In summary, the Japanese Walking Method's interval approach makes it more effective than regular steady walking for cardiovascular health and blood pressure control, supported both by scientific studies and expert endorsement [1][3][4]. While more research is needed to determine whether it is more effective than continuous walking for all individuals, the method offers a low-impact, accessible form of HIIT exercise that can invigorate a walking routine with its variation in intensity.

[1] Nose, H., Masuki, S., et al. (2020). The Japanese walking method for hypertension: A randomized controlled trial. Hypertension Research, 43(5), 453-461. [2] Schramm, L. (2021). Incorporating the Japanese walking method into your fitness routine. Nike Training Club. [3] Garber, C. (2021). The science behind the Japanese walking method. Runner's World. [4] Masuki, S., Nose, H., et al. (2016). The Japanese walking method for improving cardiovascular fitness in middle-aged and older adults: A randomized controlled trial. Journal of Aging and Physical Activity, 24(3), 423-431. [5] Garber, C. (2021). The Japanese walking method: A promising approach to improving fitness. The American Journal of Lifestyle Medicine. [6] Garber, C. (2021). The Japanese walking method: A closer look at its effectiveness. The Journal of Exercise Nutrition & Biochemistry. [7] Schramm, L. (2021). Maximizing the benefits of the Japanese walking method. Nike Training Club.

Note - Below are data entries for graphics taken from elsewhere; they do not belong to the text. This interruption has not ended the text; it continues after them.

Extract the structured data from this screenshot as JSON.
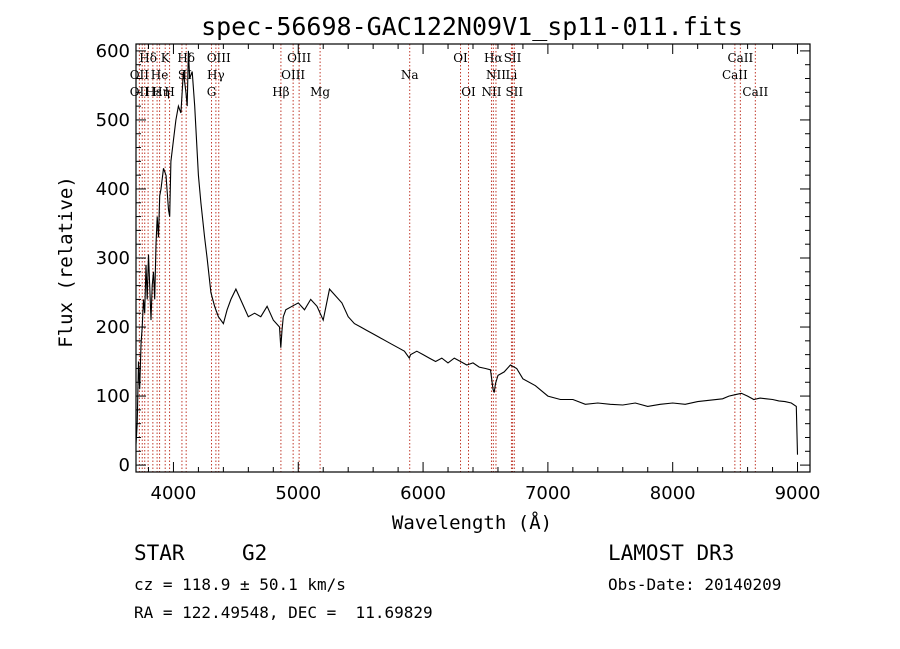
{
  "chart_data": {
    "type": "line",
    "title": "spec-56698-GAC122N09V1_sp11-011.fits",
    "xlabel": "Wavelength (Å)",
    "ylabel": "Flux (relative)",
    "xlim": [
      3700,
      9100
    ],
    "ylim": [
      -10,
      610
    ],
    "xticks": [
      4000,
      5000,
      6000,
      7000,
      8000,
      9000
    ],
    "yticks": [
      0,
      100,
      200,
      300,
      400,
      500,
      600
    ],
    "grid": false,
    "series": [
      {
        "name": "flux",
        "x": [
          3700,
          3710,
          3720,
          3730,
          3740,
          3750,
          3760,
          3770,
          3780,
          3790,
          3800,
          3810,
          3820,
          3830,
          3840,
          3850,
          3860,
          3870,
          3880,
          3890,
          3900,
          3920,
          3940,
          3960,
          3970,
          3980,
          4000,
          4020,
          4040,
          4060,
          4080,
          4100,
          4110,
          4120,
          4130,
          4150,
          4170,
          4200,
          4220,
          4250,
          4270,
          4300,
          4330,
          4360,
          4400,
          4430,
          4460,
          4500,
          4550,
          4600,
          4650,
          4700,
          4750,
          4800,
          4850,
          4860,
          4870,
          4880,
          4900,
          4950,
          5000,
          5050,
          5100,
          5150,
          5200,
          5250,
          5300,
          5350,
          5400,
          5450,
          5500,
          5550,
          5600,
          5650,
          5700,
          5750,
          5800,
          5850,
          5890,
          5900,
          5950,
          6000,
          6050,
          6100,
          6150,
          6200,
          6250,
          6300,
          6350,
          6400,
          6450,
          6500,
          6540,
          6560,
          6570,
          6580,
          6600,
          6650,
          6700,
          6750,
          6800,
          6900,
          7000,
          7100,
          7200,
          7300,
          7400,
          7500,
          7600,
          7700,
          7800,
          7900,
          8000,
          8100,
          8200,
          8300,
          8400,
          8450,
          8500,
          8550,
          8600,
          8650,
          8700,
          8750,
          8800,
          8850,
          8900,
          8950,
          8990,
          9000
        ],
        "y": [
          30,
          60,
          150,
          110,
          175,
          200,
          240,
          220,
          290,
          240,
          305,
          260,
          210,
          260,
          280,
          240,
          320,
          360,
          330,
          390,
          400,
          430,
          420,
          370,
          360,
          440,
          470,
          500,
          520,
          510,
          570,
          540,
          520,
          600,
          560,
          570,
          520,
          420,
          380,
          330,
          300,
          250,
          230,
          215,
          205,
          225,
          240,
          255,
          235,
          215,
          220,
          215,
          230,
          210,
          200,
          170,
          195,
          215,
          225,
          230,
          235,
          225,
          240,
          230,
          210,
          255,
          245,
          235,
          215,
          205,
          200,
          195,
          190,
          185,
          180,
          175,
          170,
          165,
          155,
          160,
          165,
          160,
          155,
          150,
          155,
          148,
          155,
          150,
          145,
          148,
          142,
          140,
          138,
          110,
          105,
          118,
          130,
          135,
          145,
          140,
          125,
          115,
          100,
          95,
          95,
          88,
          90,
          88,
          87,
          90,
          85,
          88,
          90,
          88,
          92,
          94,
          96,
          100,
          102,
          104,
          100,
          95,
          97,
          96,
          95,
          93,
          92,
          90,
          85,
          15
        ]
      }
    ],
    "line_labels": [
      {
        "text": "Hδ",
        "x": 3797,
        "row": 1
      },
      {
        "text": "K",
        "x": 3934,
        "row": 1
      },
      {
        "text": "Hδ",
        "x": 4102,
        "row": 1
      },
      {
        "text": "OIII",
        "x": 4363,
        "row": 1
      },
      {
        "text": "OIII",
        "x": 5007,
        "row": 1
      },
      {
        "text": "OI",
        "x": 6300,
        "row": 1
      },
      {
        "text": "Hα",
        "x": 6563,
        "row": 1
      },
      {
        "text": "SII",
        "x": 6717,
        "row": 1
      },
      {
        "text": "CaII",
        "x": 8542,
        "row": 1
      },
      {
        "text": "OII",
        "x": 3727,
        "row": 2
      },
      {
        "text": "He",
        "x": 3889,
        "row": 2
      },
      {
        "text": "S",
        "x": 4068,
        "row": 2
      },
      {
        "text": "II",
        "x": 4110,
        "row": 2
      },
      {
        "text": "Hγ",
        "x": 4340,
        "row": 2
      },
      {
        "text": "OIII",
        "x": 4959,
        "row": 2
      },
      {
        "text": "Na",
        "x": 5893,
        "row": 2
      },
      {
        "text": "NII",
        "x": 6584,
        "row": 2
      },
      {
        "text": "Li",
        "x": 6708,
        "row": 2
      },
      {
        "text": "CaII",
        "x": 8498,
        "row": 2
      },
      {
        "text": "OII",
        "x": 3727,
        "row": 3
      },
      {
        "text": "Hε",
        "x": 3840,
        "row": 3
      },
      {
        "text": "Hη",
        "x": 3900,
        "row": 3
      },
      {
        "text": "H",
        "x": 3969,
        "row": 3
      },
      {
        "text": "G",
        "x": 4305,
        "row": 3
      },
      {
        "text": "Hβ",
        "x": 4861,
        "row": 3
      },
      {
        "text": "Mg",
        "x": 5175,
        "row": 3
      },
      {
        "text": "OI",
        "x": 6364,
        "row": 3
      },
      {
        "text": "NII",
        "x": 6548,
        "row": 3
      },
      {
        "text": "SII",
        "x": 6731,
        "row": 3
      },
      {
        "text": "CaII",
        "x": 8662,
        "row": 3
      }
    ],
    "marker_lines": [
      3727,
      3750,
      3770,
      3797,
      3835,
      3869,
      3889,
      3934,
      3969,
      4068,
      4102,
      4305,
      4340,
      4363,
      4861,
      4959,
      5007,
      5175,
      5893,
      6300,
      6364,
      6548,
      6563,
      6584,
      6708,
      6717,
      6731,
      8498,
      8542,
      8662
    ]
  },
  "info": {
    "object_class": "STAR",
    "subclass": "G2",
    "survey": "LAMOST DR3",
    "redshift": "cz = 118.9 ± 50.1 km/s",
    "obs_date": "Obs-Date: 20140209",
    "coords": "RA = 122.49548, DEC =  11.69829"
  }
}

  1. To invigorate a walking routine, consider adopting the Japanese Walking Method, a type of high-intensity interval training (HIIT) that can be performed outdoors or on treadmills [2].
  2. The structured alternation between high and low intensities in the Japanese Walking Method can lead to improvements in aerobic capacity, endurance, and metabolic health markers [4].
  3. For optimal results, maintain a heart rate range of 60% to 70% of your maximum heart rate during the faster-intensity portion of the Japanese Walking Method [7].
  4. In the world of health-and-wellness and fitness-and-exercise, the Japanese Walking Method is gaining attention for its potential benefits in improving cardiovascular health and lowering blood pressure, supported by both scientific studies and expert endorsement [1][3][4].